楊玫微微擡頭看着沈玉, 手也任由她握着,半晌才說:“要上課了。”
沈玉沒有放開手, 依舊看着楊玫,眼神堅定有力,似是要透過她眼前的紗, 将她腦子裏的想法看清楚。她不死心地繼續追問道:“小姐,我們以前是不是認識?...我覺得你給我的感覺很熟悉。”——而且你那晚還親了我。
楊玫不吭聲, 将手輕輕抽了出來, 即使她很貪戀那手的溫度。
——“她是武玫, 不過她還有一個名字你可能更耳熟。”
一個熟悉的身影從樹上竄下, 竟是朱依依,也不知在那看了多久的戲了。
楊玫轉頭看了朱依依一眼,沒說話。
沈玉搜遍腦子, 都不記得自己認識一個叫做“武玫”的女人。
楊玫看着沈玉略顯茫然的表情,轉身便走,丢下一句話:“不認識。”
沈玉:......
朱依依有些尴尬地清了清嗓子:“那個...要不, 我帶你在這先轉轉?”
他伸手扯下手邊一株山茶的綠葉, 放在手裏折。
沈玉表情微凝:“你怎麽會在這裏?之前在千岩山腳下分開時,你說要回雇主家睡覺。”
朱依依将手中的葉子一擲, 拍拍手, 笑着說:“對啊, 我雇主就是她, 平常給她趕趕車, 然後做做保安什麽的。”
趕車?沈玉腦中突然閃過難民營的深夜, 就是她第一次遇見這神秘女子時,那個有些警惕地看過來的車夫的臉。
沈玉低聲道:“原來是你。”
朱依依:“欸?什麽叫...原來是你?你之前見過我?”
沈玉低頭,假裝去拍自己袖口上那不存在的灰:“沒有,方才你說我更熟悉她什麽名字?”
朱依依:“哦——,我正要和你說這個。其實她以前不姓武,跟着母家姓楊,武是回長安後才改的。你喊她武玫楊玫都行吧。”
沈玉神色未變:“楊——玫?”
朱依依不着痕跡地在心底嘆了口氣,道:“那往這邊來吧。”
二人往坡上走去,朱依依走在前面,看山道石板兩邊長滿了嫩黃色的青苔,其間古樹參天,頗有古韻。
此時,一只雪白的靈鳥撲棱着停到沈玉肩頭,親昵地用喙蹭了蹭她的臉。
沈玉略瞥了一眼,有些心虛,這次的信,大概是她那晚被楊玫親得暈暈乎乎回去後,春心蕩漾之際拜托章乾調查的事情。
朱依依在原地等了半天:“你怎地不打開來看看?”
沈玉覺得有些牙疼:“我還是....一會兒再看好了。”
朱依依疑惑的表情未減:“你真的變了很多,沈玉,不是我說,我剛認識你的時候,你的臉看起來比城陽山山頂上的補天石還要黑還要硬,不過也不全是這樣——對着她的時候,你還是會笑的。”
沈玉:“他是誰?”
朱依依有些惆悵:“...算了,師父說你有病,不能強行回憶,否則誘發心疾。”
沈玉:“...我沒病。”
朱依依:“你有。”
沈玉扭頭就走:“……算了。”
沒有拆信,于是沈玉只能頂着只叽喳亂蹦的白鳥,跟着朱依依,繼續沿着書院小路往山頂走去。

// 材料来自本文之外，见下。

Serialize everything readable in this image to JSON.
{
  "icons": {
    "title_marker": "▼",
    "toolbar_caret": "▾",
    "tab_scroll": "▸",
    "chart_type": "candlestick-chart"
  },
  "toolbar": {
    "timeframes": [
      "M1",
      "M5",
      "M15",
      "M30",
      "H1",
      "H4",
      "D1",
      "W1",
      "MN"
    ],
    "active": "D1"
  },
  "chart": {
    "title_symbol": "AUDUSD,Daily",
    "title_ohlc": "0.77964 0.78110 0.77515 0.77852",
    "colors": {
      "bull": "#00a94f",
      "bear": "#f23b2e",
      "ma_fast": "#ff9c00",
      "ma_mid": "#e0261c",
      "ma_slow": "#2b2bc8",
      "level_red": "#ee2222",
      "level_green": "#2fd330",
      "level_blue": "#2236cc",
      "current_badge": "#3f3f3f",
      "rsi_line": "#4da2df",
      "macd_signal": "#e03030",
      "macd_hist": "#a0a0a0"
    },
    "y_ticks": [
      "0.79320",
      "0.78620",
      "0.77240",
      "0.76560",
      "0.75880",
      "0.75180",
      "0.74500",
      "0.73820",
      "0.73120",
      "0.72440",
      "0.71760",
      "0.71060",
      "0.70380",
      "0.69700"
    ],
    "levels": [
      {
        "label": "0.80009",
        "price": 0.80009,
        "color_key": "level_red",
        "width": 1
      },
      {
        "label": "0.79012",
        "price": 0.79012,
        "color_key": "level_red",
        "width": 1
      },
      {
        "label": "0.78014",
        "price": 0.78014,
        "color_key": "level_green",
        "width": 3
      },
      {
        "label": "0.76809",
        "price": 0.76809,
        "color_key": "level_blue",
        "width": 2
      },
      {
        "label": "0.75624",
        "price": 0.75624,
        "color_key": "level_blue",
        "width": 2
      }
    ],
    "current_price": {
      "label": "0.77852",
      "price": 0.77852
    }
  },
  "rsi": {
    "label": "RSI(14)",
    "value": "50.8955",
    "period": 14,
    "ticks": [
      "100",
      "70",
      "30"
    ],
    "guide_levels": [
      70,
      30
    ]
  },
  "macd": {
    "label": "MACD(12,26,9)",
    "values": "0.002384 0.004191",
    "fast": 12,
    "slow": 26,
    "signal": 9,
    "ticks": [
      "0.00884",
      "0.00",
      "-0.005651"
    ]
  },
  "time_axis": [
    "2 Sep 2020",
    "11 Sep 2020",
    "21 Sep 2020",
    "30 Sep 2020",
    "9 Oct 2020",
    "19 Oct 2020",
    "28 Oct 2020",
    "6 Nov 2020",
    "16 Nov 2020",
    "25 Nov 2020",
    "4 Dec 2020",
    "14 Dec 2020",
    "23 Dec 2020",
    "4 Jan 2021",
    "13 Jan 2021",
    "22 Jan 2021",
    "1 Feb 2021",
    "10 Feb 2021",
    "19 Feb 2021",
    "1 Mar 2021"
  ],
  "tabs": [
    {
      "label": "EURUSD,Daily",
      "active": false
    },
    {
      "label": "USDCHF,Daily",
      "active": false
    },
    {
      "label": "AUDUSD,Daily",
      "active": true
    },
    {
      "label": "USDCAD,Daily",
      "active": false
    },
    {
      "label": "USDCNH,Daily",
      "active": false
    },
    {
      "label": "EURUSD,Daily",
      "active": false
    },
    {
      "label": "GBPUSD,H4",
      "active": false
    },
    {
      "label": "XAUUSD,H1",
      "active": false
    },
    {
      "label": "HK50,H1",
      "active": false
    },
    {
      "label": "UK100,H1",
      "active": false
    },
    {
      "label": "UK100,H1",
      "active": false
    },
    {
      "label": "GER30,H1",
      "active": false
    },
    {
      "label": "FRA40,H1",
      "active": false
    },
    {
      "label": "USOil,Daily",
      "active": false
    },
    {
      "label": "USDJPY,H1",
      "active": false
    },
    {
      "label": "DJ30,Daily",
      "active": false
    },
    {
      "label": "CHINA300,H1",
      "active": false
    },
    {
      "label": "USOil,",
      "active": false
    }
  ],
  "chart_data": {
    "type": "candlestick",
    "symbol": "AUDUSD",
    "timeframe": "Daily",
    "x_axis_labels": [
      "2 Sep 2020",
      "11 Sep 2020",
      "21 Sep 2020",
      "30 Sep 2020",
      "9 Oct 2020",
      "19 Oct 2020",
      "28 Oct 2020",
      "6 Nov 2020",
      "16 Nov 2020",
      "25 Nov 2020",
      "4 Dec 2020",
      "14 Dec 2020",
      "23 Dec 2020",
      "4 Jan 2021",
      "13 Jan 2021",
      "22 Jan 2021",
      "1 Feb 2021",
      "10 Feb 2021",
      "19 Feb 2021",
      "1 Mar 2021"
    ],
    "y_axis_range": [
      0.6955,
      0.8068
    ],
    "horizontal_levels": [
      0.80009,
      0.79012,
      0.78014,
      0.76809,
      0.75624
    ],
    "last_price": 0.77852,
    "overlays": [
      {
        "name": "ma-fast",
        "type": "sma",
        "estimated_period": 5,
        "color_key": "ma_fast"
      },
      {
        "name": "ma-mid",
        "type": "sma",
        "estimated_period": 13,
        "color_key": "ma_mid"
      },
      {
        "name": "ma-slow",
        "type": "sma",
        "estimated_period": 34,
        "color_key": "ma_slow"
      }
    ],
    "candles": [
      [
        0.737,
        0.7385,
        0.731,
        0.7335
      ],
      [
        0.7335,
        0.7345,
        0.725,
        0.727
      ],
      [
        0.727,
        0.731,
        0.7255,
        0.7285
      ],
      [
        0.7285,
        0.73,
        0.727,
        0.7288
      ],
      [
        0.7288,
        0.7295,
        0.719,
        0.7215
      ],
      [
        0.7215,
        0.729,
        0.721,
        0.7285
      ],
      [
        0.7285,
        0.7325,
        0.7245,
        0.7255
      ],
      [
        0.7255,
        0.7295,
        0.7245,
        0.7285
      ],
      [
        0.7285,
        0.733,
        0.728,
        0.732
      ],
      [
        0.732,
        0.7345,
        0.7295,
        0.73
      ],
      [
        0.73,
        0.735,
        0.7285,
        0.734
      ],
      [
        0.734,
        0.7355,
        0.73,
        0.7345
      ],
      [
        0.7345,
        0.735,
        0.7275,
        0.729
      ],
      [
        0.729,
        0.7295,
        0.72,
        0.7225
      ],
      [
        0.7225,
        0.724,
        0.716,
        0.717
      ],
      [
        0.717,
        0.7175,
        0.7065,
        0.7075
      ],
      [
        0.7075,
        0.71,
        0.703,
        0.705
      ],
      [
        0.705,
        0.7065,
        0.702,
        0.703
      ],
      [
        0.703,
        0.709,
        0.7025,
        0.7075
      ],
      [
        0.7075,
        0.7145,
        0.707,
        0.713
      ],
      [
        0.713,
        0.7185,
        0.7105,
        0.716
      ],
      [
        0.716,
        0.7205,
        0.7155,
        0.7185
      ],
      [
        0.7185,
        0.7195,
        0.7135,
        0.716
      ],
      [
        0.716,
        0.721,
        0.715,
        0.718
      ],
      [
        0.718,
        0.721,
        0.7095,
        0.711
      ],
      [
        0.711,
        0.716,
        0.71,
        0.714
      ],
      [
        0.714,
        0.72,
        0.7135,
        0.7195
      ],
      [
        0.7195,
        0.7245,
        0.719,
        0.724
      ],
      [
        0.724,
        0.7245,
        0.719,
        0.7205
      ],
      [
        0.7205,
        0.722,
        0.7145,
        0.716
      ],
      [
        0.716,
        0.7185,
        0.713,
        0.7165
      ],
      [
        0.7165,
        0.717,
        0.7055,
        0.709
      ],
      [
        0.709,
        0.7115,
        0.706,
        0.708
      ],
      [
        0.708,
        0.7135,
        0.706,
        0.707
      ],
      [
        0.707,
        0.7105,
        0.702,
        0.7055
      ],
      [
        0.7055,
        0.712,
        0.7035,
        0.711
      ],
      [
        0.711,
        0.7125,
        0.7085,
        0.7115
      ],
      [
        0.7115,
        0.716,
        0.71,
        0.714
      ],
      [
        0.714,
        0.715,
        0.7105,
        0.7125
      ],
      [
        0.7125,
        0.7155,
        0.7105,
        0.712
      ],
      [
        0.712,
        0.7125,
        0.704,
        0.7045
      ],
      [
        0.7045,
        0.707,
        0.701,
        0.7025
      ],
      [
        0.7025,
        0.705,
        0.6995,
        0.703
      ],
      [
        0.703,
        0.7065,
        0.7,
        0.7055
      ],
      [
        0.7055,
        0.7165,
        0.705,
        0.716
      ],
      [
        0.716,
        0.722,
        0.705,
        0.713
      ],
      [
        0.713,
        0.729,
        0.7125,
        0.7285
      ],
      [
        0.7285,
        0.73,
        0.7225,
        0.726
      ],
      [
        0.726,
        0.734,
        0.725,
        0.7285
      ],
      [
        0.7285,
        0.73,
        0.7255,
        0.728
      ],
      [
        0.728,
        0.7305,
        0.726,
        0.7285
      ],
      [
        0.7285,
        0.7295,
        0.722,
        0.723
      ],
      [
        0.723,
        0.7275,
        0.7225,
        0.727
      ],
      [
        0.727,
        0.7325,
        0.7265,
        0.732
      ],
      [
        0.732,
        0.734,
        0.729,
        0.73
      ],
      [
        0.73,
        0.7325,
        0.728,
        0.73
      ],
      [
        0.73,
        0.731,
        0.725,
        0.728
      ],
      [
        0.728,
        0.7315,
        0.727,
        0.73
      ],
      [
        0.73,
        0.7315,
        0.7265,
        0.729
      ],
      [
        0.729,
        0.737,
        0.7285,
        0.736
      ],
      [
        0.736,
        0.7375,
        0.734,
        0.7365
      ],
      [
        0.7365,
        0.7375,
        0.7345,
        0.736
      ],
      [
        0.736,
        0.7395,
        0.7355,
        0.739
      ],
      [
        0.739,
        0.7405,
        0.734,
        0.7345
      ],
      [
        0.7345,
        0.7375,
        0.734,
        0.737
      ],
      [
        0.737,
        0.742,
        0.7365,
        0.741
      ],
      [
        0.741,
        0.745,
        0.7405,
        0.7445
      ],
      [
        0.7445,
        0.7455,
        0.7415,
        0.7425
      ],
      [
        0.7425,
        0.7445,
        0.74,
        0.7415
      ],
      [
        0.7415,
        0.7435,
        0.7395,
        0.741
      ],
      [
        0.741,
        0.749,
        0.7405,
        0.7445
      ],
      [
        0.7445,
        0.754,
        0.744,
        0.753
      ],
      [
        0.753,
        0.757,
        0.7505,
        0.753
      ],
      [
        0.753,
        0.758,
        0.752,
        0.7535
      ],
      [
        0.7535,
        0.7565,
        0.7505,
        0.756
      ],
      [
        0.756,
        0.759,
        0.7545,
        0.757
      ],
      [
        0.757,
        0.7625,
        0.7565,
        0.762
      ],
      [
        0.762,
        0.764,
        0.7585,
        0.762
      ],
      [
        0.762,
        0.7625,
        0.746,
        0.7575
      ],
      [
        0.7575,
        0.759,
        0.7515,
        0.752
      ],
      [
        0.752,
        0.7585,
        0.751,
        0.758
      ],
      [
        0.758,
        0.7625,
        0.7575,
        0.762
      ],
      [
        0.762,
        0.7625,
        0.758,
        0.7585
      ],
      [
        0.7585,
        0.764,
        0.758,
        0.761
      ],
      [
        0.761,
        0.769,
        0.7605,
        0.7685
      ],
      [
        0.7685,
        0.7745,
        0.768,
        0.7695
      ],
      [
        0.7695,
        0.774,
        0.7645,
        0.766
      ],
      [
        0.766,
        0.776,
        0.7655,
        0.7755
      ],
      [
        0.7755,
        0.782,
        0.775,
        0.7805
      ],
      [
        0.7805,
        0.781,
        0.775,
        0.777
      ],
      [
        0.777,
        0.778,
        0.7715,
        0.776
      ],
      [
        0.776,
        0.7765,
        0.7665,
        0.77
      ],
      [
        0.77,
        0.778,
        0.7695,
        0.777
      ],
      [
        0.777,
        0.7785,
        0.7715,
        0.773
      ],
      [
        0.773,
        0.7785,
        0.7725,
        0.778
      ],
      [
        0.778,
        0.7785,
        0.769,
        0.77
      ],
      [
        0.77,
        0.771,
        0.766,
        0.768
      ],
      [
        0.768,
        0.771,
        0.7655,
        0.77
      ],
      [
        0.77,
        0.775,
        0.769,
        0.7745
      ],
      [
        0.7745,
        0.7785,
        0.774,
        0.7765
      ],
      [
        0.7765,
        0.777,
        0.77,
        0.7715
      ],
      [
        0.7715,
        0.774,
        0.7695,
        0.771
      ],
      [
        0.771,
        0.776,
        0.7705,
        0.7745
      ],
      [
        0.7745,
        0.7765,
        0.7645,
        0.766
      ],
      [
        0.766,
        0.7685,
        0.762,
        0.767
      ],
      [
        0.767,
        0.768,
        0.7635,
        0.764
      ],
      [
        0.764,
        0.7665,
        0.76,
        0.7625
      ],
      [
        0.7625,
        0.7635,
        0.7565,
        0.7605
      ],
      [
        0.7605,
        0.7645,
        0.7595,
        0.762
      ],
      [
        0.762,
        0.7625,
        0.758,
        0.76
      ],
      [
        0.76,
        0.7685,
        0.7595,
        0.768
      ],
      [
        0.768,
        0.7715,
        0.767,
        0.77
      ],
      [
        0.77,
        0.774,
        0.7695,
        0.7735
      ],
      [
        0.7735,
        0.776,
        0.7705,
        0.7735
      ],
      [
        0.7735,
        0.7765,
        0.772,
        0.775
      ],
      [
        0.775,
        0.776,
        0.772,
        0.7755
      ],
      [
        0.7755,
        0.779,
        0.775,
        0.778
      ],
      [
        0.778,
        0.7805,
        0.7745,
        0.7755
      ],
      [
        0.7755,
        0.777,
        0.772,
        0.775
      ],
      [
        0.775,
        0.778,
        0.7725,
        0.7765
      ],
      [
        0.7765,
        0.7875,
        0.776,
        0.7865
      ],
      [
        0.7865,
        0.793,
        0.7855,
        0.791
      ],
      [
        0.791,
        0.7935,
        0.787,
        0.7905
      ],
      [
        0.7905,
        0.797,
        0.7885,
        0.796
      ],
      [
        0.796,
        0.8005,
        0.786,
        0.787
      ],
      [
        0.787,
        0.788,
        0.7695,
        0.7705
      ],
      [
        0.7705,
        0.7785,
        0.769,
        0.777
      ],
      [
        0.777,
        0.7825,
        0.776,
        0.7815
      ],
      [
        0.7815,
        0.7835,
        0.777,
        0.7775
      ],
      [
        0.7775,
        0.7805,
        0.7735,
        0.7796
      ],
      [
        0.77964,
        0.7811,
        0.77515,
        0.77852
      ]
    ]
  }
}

其實這鯉魚坡并不高,穿過山門,稍微往上走一會兒,就能望見那片平緩的坡頂,上面像是籠罩着一片深深淺淺粉色的霧,待到真正走到那坡頂的桃林面前時,沈玉只覺得呼吸一滞——
北方的桃花開得比南方晚些,這一路沈玉從南到北,桃花是看了個夠,可那些與眼前這一片完全不一樣。
——她看見了夢裏出現過無數次的竹籬門,那門半扇朝裏開着,能看見裏面那棵看起來有些年頭的桃花樹,而樹下是淺淺一片水。
樹下是一張樸素的長幾,幾個圓凳。
夢中,總是有一高一矮兩個人的背影在門內,影影綽綽,看得模糊,而她從來無法推開那扇門,走進去。
——“等此樹再開花,師父便回來了。”
——“師父,棗花酥!”
——“師父我今天能不去書院麽?”
......
你究竟是誰呢?我也曾做過誰的師父麽?
沈玉覺得心口有些發苦,她伸手去按,神情痛苦。
朱依依轉頭,見此情形忙搭住沈玉手臂,迅速給她打去一道真氣,肅聲道:“回神!調息!”
*
沈玉:“多謝。”
“喏——”朱依依伸手指向桃林深處,隐約能看見一間竹樓:“阿玫平常就在那裏上課。”
沈玉:“阿玫...麽?”這兩個字在她唇邊停留了好一會兒。
再看向那桃花深處,不時有花瓣簌簌落下,側耳傾聽,是幼童誦書聲琅琅。
她終于穿過那扇夢中的竹籬門,穿過一樹又一樹灼灼的桃花,走至竹樓窗前。
“...正是江南好風景,落花時節又逢君。”是楊玫,正捧着書卷,帶着女孩們念。
“正是江南好風景,落花時節又逢君。”幼童們跟念道。
楊玫擡起頭看向窗外,見沈玉站在不遠處的桃花樹下,竟也在看她,不免晃了神。
桃之夭夭,灼灼其華。
她在那裏站了多久呢?
楊玫心想,沈玉真好看啊,無論什麽時候看,都是冷傲而又靈動的,好像整個世界都與她無關,但她只要站在那裏,就連身後的深深淺淺盛放着的桃花,都失了顏色。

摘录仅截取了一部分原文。